Le 31 août, la page qui explique aux moteurs de recherche concurrents comment obtenir les données de Google en Europe a été modifiée. Elle porte désormais la mention « Last updated 2026-08-31 UTC ». Google y écrit avoir « rafraîchi la présentation du programme, les critères d’éligibilité et les modalités de candidature ». Aucun billet de blog, aucun communiqué. Un site spécialisé l’a repérée, c’est tout. Pour une entreprise qui publie trois annonces par jour, le silence est une méthode.
Ce que tu peux enfin lire noir sur blanc, ce sont les conditions. Pour toucher aux données de classement, de requêtes, de clics et de vues de Google dans l’Espace économique européen, il faut avoir opéré un moteur de recherche dans l’Union pendant deux années consécutives. Ou avoir été fondé il y a moins de deux ans, mais avoir levé plus de 50 millions d’euros. Il faut aussi 50 000 utilisateurs mensuels moyens minimum dans l’Union sur l’année écoulée. Ne pas être contrôlé, « directement ou indirectement », par des acteurs étatiques hors EEE. Ne pas être lié à des entités sous sanctions. Côté facture, Google se limite aux « coûts supplémentaires de mise à disposition des données, ainsi qu’à un taux de rendement spécifié ». Traduction : il ne gagne rien dessus. Enfin, il le dit.
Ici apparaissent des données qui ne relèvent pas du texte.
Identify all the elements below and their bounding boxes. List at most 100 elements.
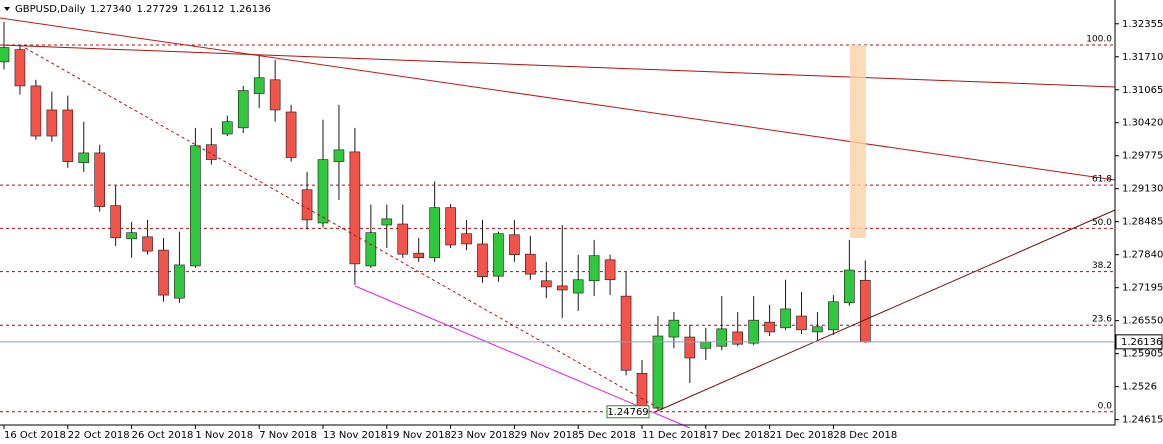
candle-body	[748, 319, 759, 344]
candle-body	[126, 232, 137, 240]
candle-body	[30, 85, 42, 137]
x-tick-label: 7 Nov 2018	[259, 430, 317, 441]
candle-body	[222, 121, 233, 135]
fib-label: 38.2	[1092, 261, 1112, 271]
x-tick-label: 1 Nov 2018	[195, 430, 253, 441]
fib-label: 0.0	[1098, 401, 1113, 411]
candle-body	[477, 243, 488, 277]
candle-body	[429, 207, 440, 259]
candle-body	[828, 301, 839, 331]
candle-body	[604, 259, 616, 281]
candle-body	[397, 223, 409, 255]
candle-body	[62, 109, 74, 162]
x-tick-label: 28 Dec 2018	[833, 430, 897, 441]
candle-body	[812, 326, 823, 333]
price-label-box	[1115, 334, 1163, 350]
plot-area	[0, 21, 1115, 413]
y-tick-label: 1.31710	[1122, 52, 1163, 63]
y-tick-label: 1.26550	[1122, 316, 1163, 327]
candle-body	[700, 341, 712, 349]
candle-body	[556, 285, 568, 291]
candle-body	[844, 269, 855, 304]
candle-body	[525, 253, 536, 275]
y-tick-label: 1.28485	[1122, 217, 1163, 228]
y-tick-label: 1.25905	[1122, 349, 1163, 360]
candle-body	[413, 252, 425, 259]
fib-label: 50.0	[1092, 218, 1112, 228]
header-value: 1.27340	[90, 4, 131, 15]
candle-body	[301, 189, 313, 221]
candle-body	[668, 319, 680, 338]
y-tick-label: 1.2526	[1122, 382, 1157, 393]
x-tick-label: 26 Oct 2018	[132, 430, 194, 441]
candle-body	[0, 47, 10, 63]
header-value: 1.27729	[137, 4, 178, 15]
header-value: 1.26112	[183, 4, 224, 15]
candle-body	[285, 111, 297, 158]
candle-body	[461, 233, 472, 245]
candle-body	[381, 218, 393, 226]
highlight-box	[850, 45, 866, 238]
candle-body	[253, 77, 265, 94]
candle-body	[349, 151, 361, 265]
candle-body	[764, 321, 775, 333]
x-tick-label: 16 Oct 2018	[4, 430, 66, 441]
y-tick-label: 1.32355	[1122, 19, 1163, 30]
candle-body	[652, 335, 664, 409]
fib-label: 100.0	[1086, 35, 1112, 45]
candle-body	[142, 236, 153, 252]
x-tick-label: 11 Dec 2018	[642, 430, 706, 441]
candle-body	[684, 336, 696, 359]
menu-arrow[interactable]	[4, 7, 10, 11]
candle-body	[206, 144, 217, 160]
low-label-box	[606, 405, 650, 419]
x-tick-label: 5 Dec 2018	[578, 430, 636, 441]
channel-line	[354, 285, 691, 429]
x-tick-label: 19 Nov 2018	[387, 430, 451, 441]
support-line	[654, 209, 1116, 413]
y-tick-label: 1.27195	[1122, 283, 1163, 294]
candle-body	[572, 279, 584, 294]
candle-body	[94, 152, 105, 207]
candle-body	[14, 49, 26, 87]
candle-body	[445, 207, 456, 246]
candle-body	[333, 149, 345, 162]
y-tick-label: 1.29775	[1122, 151, 1163, 162]
y-tick-label: 1.29130	[1122, 184, 1163, 195]
header-value: 1.26136	[230, 4, 271, 15]
candle-body	[716, 328, 728, 347]
y-tick-label: 1.31065	[1122, 85, 1163, 96]
candle-body	[796, 315, 807, 331]
candle-body	[78, 152, 90, 163]
trend-line	[0, 44, 1116, 88]
x-tick-label: 17 Dec 2018	[706, 430, 770, 441]
candle-body	[636, 373, 648, 409]
chart-title: GBPUSD,Daily	[15, 4, 86, 15]
candle-body	[620, 295, 632, 371]
candle-body	[158, 249, 169, 296]
y-tick-label: 1.30420	[1122, 118, 1163, 129]
x-tick-label: 21 Dec 2018	[770, 430, 834, 441]
x-tick-label: 22 Oct 2018	[68, 430, 130, 441]
candle-body	[365, 232, 377, 267]
x-tick-label: 13 Nov 2018	[323, 430, 387, 441]
y-tick-label: 1.24615	[1122, 415, 1163, 426]
fib-label: 61.8	[1092, 175, 1112, 185]
candle-body	[174, 264, 185, 299]
x-tick-label: 29 Nov 2018	[514, 430, 578, 441]
low-label: 1.24769	[607, 407, 648, 418]
candle-body	[110, 205, 121, 239]
candle-body	[269, 79, 281, 111]
candle-body	[493, 233, 504, 277]
x-tick-label: 23 Nov 2018	[451, 430, 515, 441]
candle-body	[780, 308, 791, 329]
trend-line	[0, 17, 1116, 181]
candle-body	[588, 255, 600, 282]
candle-body	[237, 90, 249, 129]
candle-body	[509, 234, 520, 255]
candle-body	[859, 279, 871, 343]
candle-body	[190, 145, 201, 267]
candle-body	[46, 109, 58, 137]
candle-body	[732, 331, 744, 345]
price-label: 1.26136	[1121, 337, 1162, 348]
Et pour vérifier que tu es bien sage, un rapport de certification de niveau 1 par un auditeur tiers indépendant avant d’obtenir le moindre accès, puis un niveau 2 en surveillance continue. Rien de tout cela n’est illégal. C’est même exactement ce que l’article 6(11) du règlement sur les marchés numériques réclame. Reste une question de calendrier. Le 23 juillet, la Commission européenne infligeait à Google une amende de 890 millions d’euros, assortie d’une injonction de refonte sous soixante jours. L’échéance tombe vers le 21 septembre. Trois semaines. Et la Commission, elle, n’a rien publié : son fil d’actualité s’arrête au 23 juillet, sa page sur le partage des données de recherche au 16 avril. Un des deux camps bouge en silence. Ce n’est pas celui qui a écrit l’amende.
Une réserve, parce qu’on est carré ici : la page affiche la date de sa mise à jour, pas l’heure. Impossible de jurer à la minute près de quand elle a changé. Et le rapprochement avec le 21 septembre, c’est ma lecture. Google, lui, n’a rien expliqué du tout.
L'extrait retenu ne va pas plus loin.